Given the disappointments caused by congress over the past two weeks, it’s somewhat surprising the major market averages are holding up as well as they are.
A little over a week ago, Americans watched as Republican lawmakers in the House of Representatives failed to meet their own deadline to repeal and replace the Affordable Care Act, also known as Obamacare. Wall Street was particularly interested in the event not only because of its potential impact on the healthcare sector, but because the event itself would serve as a litmus test for how well President Trump and the Republican congress would work together to accomplish the President’s major campaign promises during his term.
U.S. stocks suffered their largest decline in over five months, two days prior to the scheduled House vote on the new healthcare bill, as it became evident that the bill lacked the necessary votes to pass. Investors had every right to be disappointed and interpret the Republican House’s inability to work together as a preview of what to expect in the future. The tax reform bill, expected to go before congress later this year, is the real stimulus package that investors are interested in, and what’s generally believed to be creating most of the optimism seen in the stock market.
Surprisingly, investors appeared to overcome their disappointment relatively quickly, with the Standard and Poor’s 500 building a base over the next four days, as investors used the dip as a buying opportunity. This was followed by a multi-day rally this past week that has regained a significant portion of the prior week’s losses. Though Republican lawmakers have clearly stumbled in some investors eyes, it does not appear that they have fallen.
Fortunately, there has been plenty of positive economic news this past week to shore up investor optimism. This included favorable comments from a Federal Reserve President and better than expected U.S. economic news.

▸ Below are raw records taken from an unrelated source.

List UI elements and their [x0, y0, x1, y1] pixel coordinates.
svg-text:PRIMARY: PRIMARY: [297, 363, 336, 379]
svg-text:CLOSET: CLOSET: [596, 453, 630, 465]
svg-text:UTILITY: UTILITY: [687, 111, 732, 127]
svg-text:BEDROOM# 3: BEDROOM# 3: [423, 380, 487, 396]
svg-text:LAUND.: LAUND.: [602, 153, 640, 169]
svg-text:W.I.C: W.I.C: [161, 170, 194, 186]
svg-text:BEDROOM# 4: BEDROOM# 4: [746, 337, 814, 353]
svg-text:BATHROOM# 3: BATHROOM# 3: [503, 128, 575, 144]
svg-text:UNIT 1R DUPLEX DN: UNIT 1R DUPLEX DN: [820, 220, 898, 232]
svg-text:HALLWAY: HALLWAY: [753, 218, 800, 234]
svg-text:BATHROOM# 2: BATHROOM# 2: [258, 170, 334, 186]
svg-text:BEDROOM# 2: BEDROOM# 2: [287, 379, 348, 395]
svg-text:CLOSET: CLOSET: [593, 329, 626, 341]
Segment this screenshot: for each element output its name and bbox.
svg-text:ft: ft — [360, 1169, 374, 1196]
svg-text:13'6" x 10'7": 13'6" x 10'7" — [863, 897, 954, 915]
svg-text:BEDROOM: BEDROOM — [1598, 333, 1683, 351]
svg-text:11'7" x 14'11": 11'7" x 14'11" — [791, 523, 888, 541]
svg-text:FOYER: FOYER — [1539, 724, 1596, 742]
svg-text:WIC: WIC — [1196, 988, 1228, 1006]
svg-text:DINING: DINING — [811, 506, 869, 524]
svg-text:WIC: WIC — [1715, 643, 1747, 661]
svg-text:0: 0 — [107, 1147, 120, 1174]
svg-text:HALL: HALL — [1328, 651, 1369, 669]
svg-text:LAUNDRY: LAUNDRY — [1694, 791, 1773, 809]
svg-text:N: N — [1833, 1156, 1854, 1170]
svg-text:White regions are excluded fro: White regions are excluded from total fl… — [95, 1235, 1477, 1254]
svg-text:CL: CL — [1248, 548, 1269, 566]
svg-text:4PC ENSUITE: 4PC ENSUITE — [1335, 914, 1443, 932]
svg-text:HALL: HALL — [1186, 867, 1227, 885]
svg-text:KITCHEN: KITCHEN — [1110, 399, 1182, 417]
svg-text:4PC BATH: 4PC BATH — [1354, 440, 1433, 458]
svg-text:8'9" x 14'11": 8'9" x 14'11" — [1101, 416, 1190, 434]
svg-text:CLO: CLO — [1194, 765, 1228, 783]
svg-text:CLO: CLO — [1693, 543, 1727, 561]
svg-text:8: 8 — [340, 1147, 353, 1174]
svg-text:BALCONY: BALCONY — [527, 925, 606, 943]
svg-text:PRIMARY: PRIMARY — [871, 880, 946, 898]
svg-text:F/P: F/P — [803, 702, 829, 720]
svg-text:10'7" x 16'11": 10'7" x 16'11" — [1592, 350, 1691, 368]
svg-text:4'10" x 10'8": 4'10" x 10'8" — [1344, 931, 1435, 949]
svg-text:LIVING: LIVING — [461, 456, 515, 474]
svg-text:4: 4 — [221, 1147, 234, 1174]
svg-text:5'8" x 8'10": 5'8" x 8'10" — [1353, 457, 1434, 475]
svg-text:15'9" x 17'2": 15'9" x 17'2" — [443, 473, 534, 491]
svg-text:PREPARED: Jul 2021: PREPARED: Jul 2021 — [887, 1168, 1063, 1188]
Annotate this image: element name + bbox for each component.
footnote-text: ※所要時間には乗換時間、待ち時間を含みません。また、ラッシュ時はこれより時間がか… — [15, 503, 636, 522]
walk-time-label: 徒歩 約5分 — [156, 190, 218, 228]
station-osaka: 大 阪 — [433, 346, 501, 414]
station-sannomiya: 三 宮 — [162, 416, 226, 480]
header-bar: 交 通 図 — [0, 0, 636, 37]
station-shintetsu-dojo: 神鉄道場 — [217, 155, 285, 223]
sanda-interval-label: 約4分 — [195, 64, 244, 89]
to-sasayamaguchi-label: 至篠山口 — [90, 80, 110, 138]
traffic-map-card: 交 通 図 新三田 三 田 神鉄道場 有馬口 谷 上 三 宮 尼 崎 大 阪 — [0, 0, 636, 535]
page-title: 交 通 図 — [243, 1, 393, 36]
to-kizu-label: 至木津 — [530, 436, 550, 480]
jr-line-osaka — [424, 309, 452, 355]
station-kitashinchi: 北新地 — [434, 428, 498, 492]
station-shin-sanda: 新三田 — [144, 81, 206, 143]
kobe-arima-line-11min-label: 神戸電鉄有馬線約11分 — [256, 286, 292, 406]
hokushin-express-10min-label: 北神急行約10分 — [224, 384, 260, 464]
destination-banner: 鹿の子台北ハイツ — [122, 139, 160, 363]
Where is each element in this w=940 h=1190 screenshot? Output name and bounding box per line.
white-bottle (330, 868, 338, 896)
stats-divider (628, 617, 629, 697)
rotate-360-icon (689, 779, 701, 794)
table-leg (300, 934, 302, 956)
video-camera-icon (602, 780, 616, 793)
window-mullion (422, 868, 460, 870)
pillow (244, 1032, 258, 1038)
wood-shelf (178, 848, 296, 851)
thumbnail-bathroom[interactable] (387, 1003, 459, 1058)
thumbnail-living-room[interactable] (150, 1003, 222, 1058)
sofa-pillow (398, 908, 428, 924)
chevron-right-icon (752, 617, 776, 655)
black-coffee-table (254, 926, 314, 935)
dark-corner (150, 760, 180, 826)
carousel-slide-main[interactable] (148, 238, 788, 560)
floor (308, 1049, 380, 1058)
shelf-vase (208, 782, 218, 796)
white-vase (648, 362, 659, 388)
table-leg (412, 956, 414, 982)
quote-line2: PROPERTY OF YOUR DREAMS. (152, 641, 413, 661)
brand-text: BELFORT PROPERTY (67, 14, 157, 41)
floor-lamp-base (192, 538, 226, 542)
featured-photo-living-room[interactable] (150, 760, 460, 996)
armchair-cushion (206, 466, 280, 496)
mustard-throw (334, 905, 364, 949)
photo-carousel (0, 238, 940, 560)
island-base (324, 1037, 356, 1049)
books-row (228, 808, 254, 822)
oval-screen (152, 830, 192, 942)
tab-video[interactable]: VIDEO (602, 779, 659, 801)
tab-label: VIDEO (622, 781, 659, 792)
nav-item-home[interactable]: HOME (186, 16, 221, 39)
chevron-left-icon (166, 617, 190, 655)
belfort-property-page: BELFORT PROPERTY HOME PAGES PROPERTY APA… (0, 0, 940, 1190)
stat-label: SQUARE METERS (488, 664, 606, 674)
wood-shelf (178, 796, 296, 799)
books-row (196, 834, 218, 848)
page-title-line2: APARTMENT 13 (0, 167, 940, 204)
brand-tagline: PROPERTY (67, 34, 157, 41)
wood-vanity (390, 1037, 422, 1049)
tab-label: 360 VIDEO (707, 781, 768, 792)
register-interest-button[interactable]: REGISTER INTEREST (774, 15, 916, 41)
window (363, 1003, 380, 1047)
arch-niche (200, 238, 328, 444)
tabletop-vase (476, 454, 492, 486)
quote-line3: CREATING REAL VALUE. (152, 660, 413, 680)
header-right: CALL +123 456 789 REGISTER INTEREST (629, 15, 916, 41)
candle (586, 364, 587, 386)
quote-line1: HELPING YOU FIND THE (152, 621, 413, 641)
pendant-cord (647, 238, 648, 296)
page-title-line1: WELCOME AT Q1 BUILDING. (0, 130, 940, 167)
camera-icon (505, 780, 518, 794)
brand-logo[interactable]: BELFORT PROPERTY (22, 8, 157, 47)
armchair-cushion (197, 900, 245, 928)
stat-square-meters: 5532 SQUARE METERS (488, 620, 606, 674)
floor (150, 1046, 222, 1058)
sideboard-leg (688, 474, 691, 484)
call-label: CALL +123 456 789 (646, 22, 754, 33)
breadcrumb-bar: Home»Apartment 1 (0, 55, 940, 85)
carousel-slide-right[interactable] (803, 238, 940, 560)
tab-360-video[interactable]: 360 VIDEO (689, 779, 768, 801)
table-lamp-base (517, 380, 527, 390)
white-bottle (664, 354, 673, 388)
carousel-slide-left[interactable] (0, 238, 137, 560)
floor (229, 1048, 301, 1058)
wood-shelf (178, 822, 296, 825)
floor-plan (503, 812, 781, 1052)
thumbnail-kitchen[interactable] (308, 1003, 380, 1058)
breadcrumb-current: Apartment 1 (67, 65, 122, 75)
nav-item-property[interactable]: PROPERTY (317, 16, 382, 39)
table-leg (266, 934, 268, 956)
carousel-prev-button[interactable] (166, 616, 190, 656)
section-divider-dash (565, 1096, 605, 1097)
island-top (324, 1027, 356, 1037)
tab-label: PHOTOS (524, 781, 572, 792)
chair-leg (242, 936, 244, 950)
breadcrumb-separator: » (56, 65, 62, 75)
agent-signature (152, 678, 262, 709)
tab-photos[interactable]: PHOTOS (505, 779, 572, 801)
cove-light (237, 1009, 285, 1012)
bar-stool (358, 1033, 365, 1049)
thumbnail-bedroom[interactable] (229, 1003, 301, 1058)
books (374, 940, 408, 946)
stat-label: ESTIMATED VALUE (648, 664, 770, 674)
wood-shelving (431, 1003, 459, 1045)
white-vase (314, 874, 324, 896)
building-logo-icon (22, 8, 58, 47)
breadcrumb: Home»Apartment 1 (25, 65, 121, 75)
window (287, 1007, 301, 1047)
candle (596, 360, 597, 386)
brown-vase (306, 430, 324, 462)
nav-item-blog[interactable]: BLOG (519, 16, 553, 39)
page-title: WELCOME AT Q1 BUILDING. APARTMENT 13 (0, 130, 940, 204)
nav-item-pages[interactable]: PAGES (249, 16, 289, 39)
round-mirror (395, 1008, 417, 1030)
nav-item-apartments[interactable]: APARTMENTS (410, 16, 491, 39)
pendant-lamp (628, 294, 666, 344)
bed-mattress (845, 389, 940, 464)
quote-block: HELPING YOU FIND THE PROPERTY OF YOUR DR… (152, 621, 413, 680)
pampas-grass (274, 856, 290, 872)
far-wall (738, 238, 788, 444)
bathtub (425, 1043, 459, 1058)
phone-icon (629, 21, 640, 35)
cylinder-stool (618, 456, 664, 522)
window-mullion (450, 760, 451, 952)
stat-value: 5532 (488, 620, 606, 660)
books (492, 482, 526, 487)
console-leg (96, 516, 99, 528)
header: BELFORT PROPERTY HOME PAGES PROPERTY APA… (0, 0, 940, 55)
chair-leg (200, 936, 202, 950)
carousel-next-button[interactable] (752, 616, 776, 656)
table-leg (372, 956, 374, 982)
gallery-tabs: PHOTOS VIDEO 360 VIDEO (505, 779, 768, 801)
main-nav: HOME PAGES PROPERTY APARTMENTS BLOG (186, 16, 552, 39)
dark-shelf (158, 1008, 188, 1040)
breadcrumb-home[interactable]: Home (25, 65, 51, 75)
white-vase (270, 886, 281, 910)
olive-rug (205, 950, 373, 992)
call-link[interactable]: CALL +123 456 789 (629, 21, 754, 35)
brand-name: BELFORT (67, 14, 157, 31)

Last Thursday in a prepared speech given in Sarasota, Florida, Federal Reserve President William Dudley said, “While there is still considerable uncertainty about fiscal policy and its potential contribution to economic activity, it seems likely that it will shift over time to a more simulative setting.” He went on to say, “Consequently, it appears that the risks for both economic growth and inflation over the medium term may be shifting gradually to the upside.” That’s “Fed Speak” for the economy is getting stronger. The Mr. Dudley’s comments are distinctly more optimistic than a year ago when he along with other Fed officials felt the risks were to the downside, due to weak economic growth and diminishing inflation forecasts.
This past week, investors learned that pending home sales for the month of February rose by 5.5. Additionally, during the fourth quarter GDP rose by 2.1 percent, beating estimates, and personal consumption gained 3.5 percent, also above expectations.
At the moment, both stock and bond indexes appear to be trading sideways, with favorable economic news putting a floor under the stock market, and a lack of direction out of Washington keeping stock prices from going much higher.
Laif E. Meidell, CMT
We hope you have a great week,
Pat Meidell, Laif Meidell and Heidi Foster
Weekly Economic Update
PERSONAL SPENDING SLOWS
Consumers apparently chose saving over spending in the second month of the year. Last week, a Department of Commerce report noted only a 0.1% gain for personal spending in February. That happened even with personal incomes rising 0.4%, nearly matching the 0.5% January advance. In other news concerning personal spending, the Bureau of Economic Analysis raised its estimate of fourth-quarter GDP to a final reading of 2.1% from the previous 1.9%.1
HOUSEHOLDS MAINTAIN THEIR OPTIMISM
The Conference Board’s much-watched consumer confidence index came in at 125.6 for March, soaring 9.5 points to a level unseen since December 2000. Economists polled by Reuters expected the index to descend slightly to 114.0. Losing 0.7 points from its preliminary March result, the University of Michigan’s household sentiment index remained high at 96.9.1,2
A BOOST FOR PENDING HOME SALES
Housing contract activity increased 5.5% in February by the estimate of the National Association of Realtors, more than reversing January’s 2.8% decline. The latest S&P/Case-Shiller 20-city home price index (January) showed a 0.2% seasonally adjusted monthly gain and a 5.7% year-over-year improvement.1
A GREAT QUARTER ENDS WITH GAINS
The past five trading days left the three major indices higher: during March 27-31, the Nasdaq Composite advanced 1.42%; the S&P 500, 0.80%; and the Dow Jones Industrial Average, 0.32%. The quarter-ending settlements: Dow, 20,663.22; Nasdaq, 5,911.74; S&P, 2,362.72. Of the three, only the Nasdaq had a winning March, but the year-to-date column in the table below confirms the strength of the first quarter.3
Monday, the Institute for Supply Management releases its March manufacturing PMI. A report on February factory orders appears Tuesday. Wednesday, investors consider minutes from the March Federal Reserve policy meeting, the latest ISM service sector PMI, a fresh ADP payrolls report, and earnings from Bed Bath & Beyond, Monsanto, Rite Aid, and Walgreens Boots Alliance. The March Challenger job-cut report and new initial claims figures arrive Thursday, along with earnings from CarMax, Constellation Brands, Fred’s, Ruby Tuesday, and WD-40. The Department of Labor issues its March employment report on Friday.